For the salmorejo de jueyes

  • 1 tablespoon achiote oil or olive oil
  • 1 small white onion (5 ounces), diced
  • 1/4 medium green bell pepper, diced
  • 2 tablespoons prepared sofrito
  • 2 garlic cloves, chopped or finely grated
  • 2 medium tomatoes (15 ounces total), diced, or 1 (15 ounce) can diced tomatoes
  • 4 manzanilla olives, sliced
  • 1/4 teaspoon adobo seasoning or fine salt
  • 1 bay leaf
  • 3/4 teaspoon Spice (Optional)
  • 1/2 teaspoon dried oregano
  • 1/4 teaspoon freshly ground black pepper
  • 8 ounces lump or claw crab meat, canned or fresh
  • 2 cups plantain chips, for serving (optional)

Make the coconut semolina cakes: In a large bowl, stir together the coconut milk, semolina, coconut oil, adobo seasoning, or salt and black pepper until the mixture forms a paste. Leave the mixture on for 5 to 10 minutes; It will be fluffy at first, but will thicken to the consistency of a soft dough as it sits.

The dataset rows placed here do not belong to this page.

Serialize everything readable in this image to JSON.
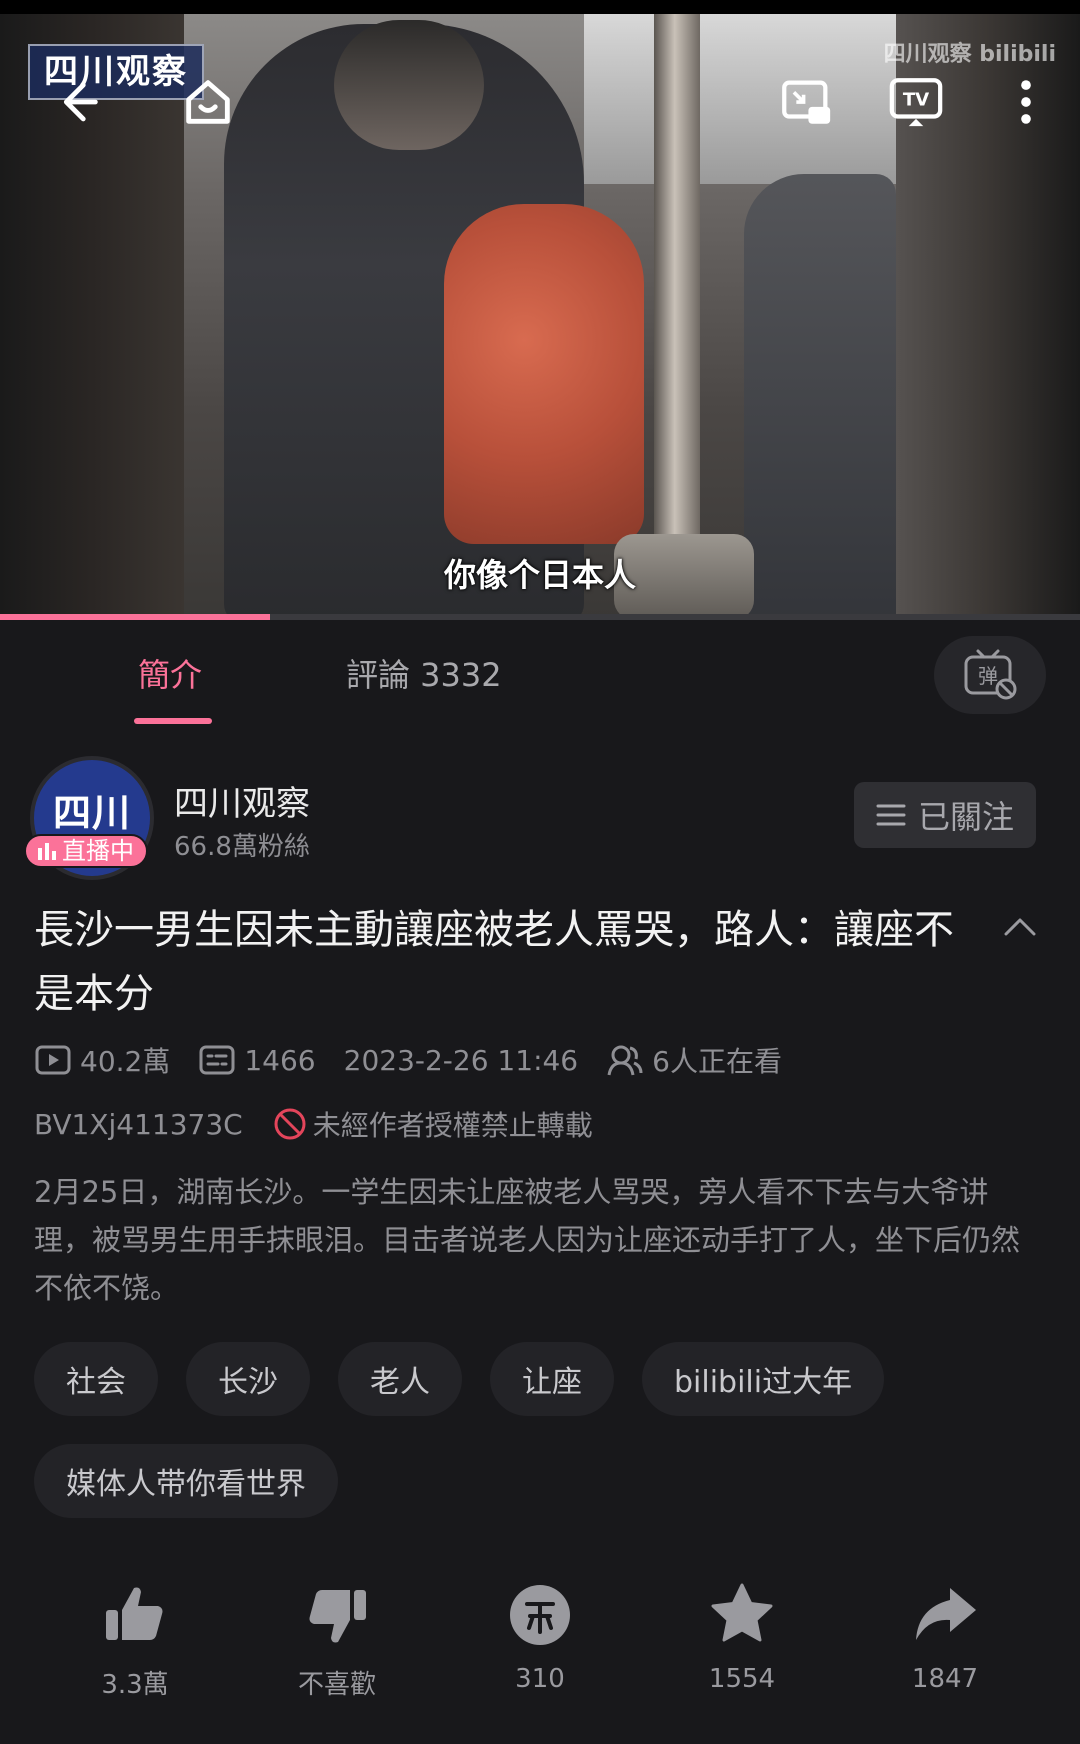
{
  "player": {
    "caption": "你像个日本人",
    "channel_logo": "四川观察",
    "watermark": "四川观察 bilibili",
    "progress": 0.25,
    "buttons": {
      "back": "back-arrow-icon",
      "home": "home-icon",
      "pip": "picture-in-picture-icon",
      "tv": "tv-cast-icon",
      "more": "more-vertical-icon"
    }
  },
  "tabs": {
    "intro": "簡介",
    "comments": "評論 3332"
  },
  "uploader": {
    "avatar_text": "四川",
    "live_badge": "直播中",
    "name": "四川观察",
    "fans": "66.8萬粉絲",
    "follow_label": "已關注"
  },
  "video": {
    "title": "長沙一男生因未主動讓座被老人罵哭，路人：讓座不是本分",
    "views": "40.2萬",
    "danmaku": "1466",
    "date": "2023-2-26 11:46",
    "watching": "6人正在看",
    "bvid": "BV1Xj411373C",
    "no_reprint": "未經作者授權禁止轉載",
    "description": "2月25日，湖南长沙。一学生因未让座被老人骂哭，旁人看不下去与大爷讲理，被骂男生用手抹眼泪。目击者说老人因为让座还动手打了人，坐下后仍然不依不饶。",
    "tags": [
      "社会",
      "长沙",
      "老人",
      "让座",
      "bilibili过大年",
      "媒体人带你看世界"
    ]
  },
  "actions": {
    "like": "3.3萬",
    "dislike": "不喜歡",
    "coin": "310",
    "favorite": "1554",
    "share": "1847"
  },
  "colors": {
    "accent": "#fb7299",
    "background": "#18181b",
    "tag_bg": "#232327"
  }
}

Place a steamer basket or mesh strainer in a wide pan and fill the pan with just enough water to reach the bottom of the steamer. Place the pan over medium heat and bring to a simmer. Reduce the heat to maintain a low but steady simmer. Line the bottom of the basket with the banana leaves, cover and steam until tender, about 3 minutes. Remove from the heat and let the leaves cool. (If you’re using parchment, you don’t need to steam it.)

On a countertop or large cutting board, cross two 12-inch pieces of string to make a plus sign. Place a wilted rectangle of banana leaf (or parchment) over the cross.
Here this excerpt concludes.